Dans arrêt Melike c/ Turquie en date du 15 juin 2021 (requête n° 35786/19), la Cour européenne des droits de l’homme n’a pas écarté que le fait, pour un agent public d’ajouter la mention « J’aime » sur des contenus Facebook, puisse justifier le licenciement de celui-ci. Toutefois, s’agissant de la liberté d’expression protégé par l’article 10 de la Convention européenne des droits de l’homme, elle procède à un contrôle de proportionnalité rigoureux pour conclure qu’en l’espèce le licenciement était disproportionné.
En l’espèce, Mme Melike, une employée contractuelle du ministère de l’éducation nationale, a été licenciée en raison des mentions « J’aime » qu’elle avait ajoutées sur certains contenus Facebook publiés par des tiers sur ce réseau social. Les autorités estimèrent que les publications en question étaient de nature à perturber la paix et la tranquillité du lieu du travail au motif qu’il s’agissait de contenus accusant les professeurs de viol, accusant des hommes d’État et relevant de partis politiques.
Pour faire droit à la requête de Mme Melike, la Cour note que les contenus litigieux consistent en des critiques politiques virulentes dirigées contre les pratiques répressives alléguées des autorités, des appels et encouragements à manifester pour protester contre ces pratiques, l’expression d’une indignation concernant l’assassinat du président d’un barreau, des dénonciations des abus allégués des élèves qui auraient eu lieu dans les établissements placés sous le contrôle des autorités ainsi qu’une réaction acerbe visant une déclaration, jugée sexiste, d’une personnalité religieuse connue du public.

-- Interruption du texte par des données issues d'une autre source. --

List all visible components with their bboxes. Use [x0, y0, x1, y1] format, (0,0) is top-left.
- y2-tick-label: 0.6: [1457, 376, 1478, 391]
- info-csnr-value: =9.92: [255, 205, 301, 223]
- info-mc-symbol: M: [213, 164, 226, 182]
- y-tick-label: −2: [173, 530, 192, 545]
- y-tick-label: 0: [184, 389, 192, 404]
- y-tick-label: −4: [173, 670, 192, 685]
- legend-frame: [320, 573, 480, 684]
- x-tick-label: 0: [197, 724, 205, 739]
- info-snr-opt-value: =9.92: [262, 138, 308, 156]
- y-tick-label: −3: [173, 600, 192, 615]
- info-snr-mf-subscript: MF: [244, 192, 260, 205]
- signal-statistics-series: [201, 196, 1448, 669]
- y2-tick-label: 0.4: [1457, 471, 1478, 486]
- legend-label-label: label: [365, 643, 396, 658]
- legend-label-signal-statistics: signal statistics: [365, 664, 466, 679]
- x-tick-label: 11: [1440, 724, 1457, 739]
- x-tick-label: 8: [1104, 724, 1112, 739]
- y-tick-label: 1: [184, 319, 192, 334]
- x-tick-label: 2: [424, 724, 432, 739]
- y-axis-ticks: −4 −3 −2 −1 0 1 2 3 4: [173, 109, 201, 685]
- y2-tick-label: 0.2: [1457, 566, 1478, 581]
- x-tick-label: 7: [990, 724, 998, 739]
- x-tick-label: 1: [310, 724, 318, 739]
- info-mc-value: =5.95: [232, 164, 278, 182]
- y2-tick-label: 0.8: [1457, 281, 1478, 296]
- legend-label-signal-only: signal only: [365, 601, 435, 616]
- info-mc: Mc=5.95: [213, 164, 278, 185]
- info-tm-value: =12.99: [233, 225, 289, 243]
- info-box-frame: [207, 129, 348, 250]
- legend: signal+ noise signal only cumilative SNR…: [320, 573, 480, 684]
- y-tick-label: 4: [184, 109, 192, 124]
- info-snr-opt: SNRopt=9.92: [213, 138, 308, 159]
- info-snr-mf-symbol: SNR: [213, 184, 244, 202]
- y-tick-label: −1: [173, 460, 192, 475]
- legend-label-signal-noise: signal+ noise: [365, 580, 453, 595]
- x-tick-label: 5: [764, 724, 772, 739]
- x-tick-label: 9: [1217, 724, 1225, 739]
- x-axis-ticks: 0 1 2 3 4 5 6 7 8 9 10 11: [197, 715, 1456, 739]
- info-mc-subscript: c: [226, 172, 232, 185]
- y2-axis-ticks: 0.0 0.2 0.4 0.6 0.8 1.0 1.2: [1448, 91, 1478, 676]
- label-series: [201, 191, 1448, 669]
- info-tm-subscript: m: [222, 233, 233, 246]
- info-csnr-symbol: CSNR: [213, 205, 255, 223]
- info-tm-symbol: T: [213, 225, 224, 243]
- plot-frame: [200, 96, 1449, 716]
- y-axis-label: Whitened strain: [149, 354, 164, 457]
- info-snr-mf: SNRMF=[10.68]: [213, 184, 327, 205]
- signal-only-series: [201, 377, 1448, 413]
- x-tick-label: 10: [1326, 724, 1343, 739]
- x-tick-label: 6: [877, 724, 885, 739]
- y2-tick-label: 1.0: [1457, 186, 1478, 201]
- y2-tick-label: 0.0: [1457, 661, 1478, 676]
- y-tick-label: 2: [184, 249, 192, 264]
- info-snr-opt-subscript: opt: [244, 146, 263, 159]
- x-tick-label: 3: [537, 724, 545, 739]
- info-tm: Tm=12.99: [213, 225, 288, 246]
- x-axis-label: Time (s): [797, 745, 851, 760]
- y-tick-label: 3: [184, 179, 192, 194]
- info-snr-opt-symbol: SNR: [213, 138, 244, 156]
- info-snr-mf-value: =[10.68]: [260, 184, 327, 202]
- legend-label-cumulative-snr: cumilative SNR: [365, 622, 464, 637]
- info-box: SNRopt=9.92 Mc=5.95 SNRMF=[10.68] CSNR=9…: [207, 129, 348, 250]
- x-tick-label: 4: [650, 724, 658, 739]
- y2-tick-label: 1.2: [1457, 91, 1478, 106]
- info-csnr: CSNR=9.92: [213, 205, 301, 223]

Or, s’agissant de questions portant sur des débats d’intérêt général, le Cour rappelle que l’article 10 de la Convention ne laisse guère de place pour des restrictions à la liberté d’expression dans deux domaines : celui du discours politique et celui des questions d’intérêt général.
Elle note aussi que la commission disciplinaire et les juridictions nationales n’ont pas tenu compte de tous les faits et facteurs pertinents pour arriver à leur conclusion selon laquelle l’acte litigieux de la requérante était de nature à perturber la paix et la tranquillité du lieu de travail de l’intéressée. En effet, elles n’ont pas cherché à évaluer notamment la capacité des mentions « J’aime » en cause à provoquer des conséquences dommageables sur le lieu de travail de la requérante, compte tenu de la teneur des contenus auxquels elles se rapportaient, au contexte professionnel et social dans lequel elles s’inscrivaient, et de leur portée et impact potentiels. Dès lors, les motifs retenus en l’espèce pour justifier le licenciement de la requérante ne peuvent être considérés comme pertinents et suffisants.
La Cour juge aussi que la sanction infligée à Mme Melike (la résiliation immédiate du contrat de travail sans droit à indemnisation) a revêtu, eu égard notamment à l’ancienneté de la requérante dans sa fonction et à son âge, une sévérité extrême. Enfin, elle conclut que, en l’absence de motifs pertinents et suffisants fournis pour justifier la mesure litigieuse, les juridictions nationales n’ont pas appliqué des règles conformes aux principes consacrés à l’article 10 de la Convention. En tout état de cause, il n’y avait pas de rapport de proportionnalité raisonnable entre l’ingérence dans l’exercice du droit de Mme Melike à la liberté d’expression et le but légitime poursuivi par les autorités internes.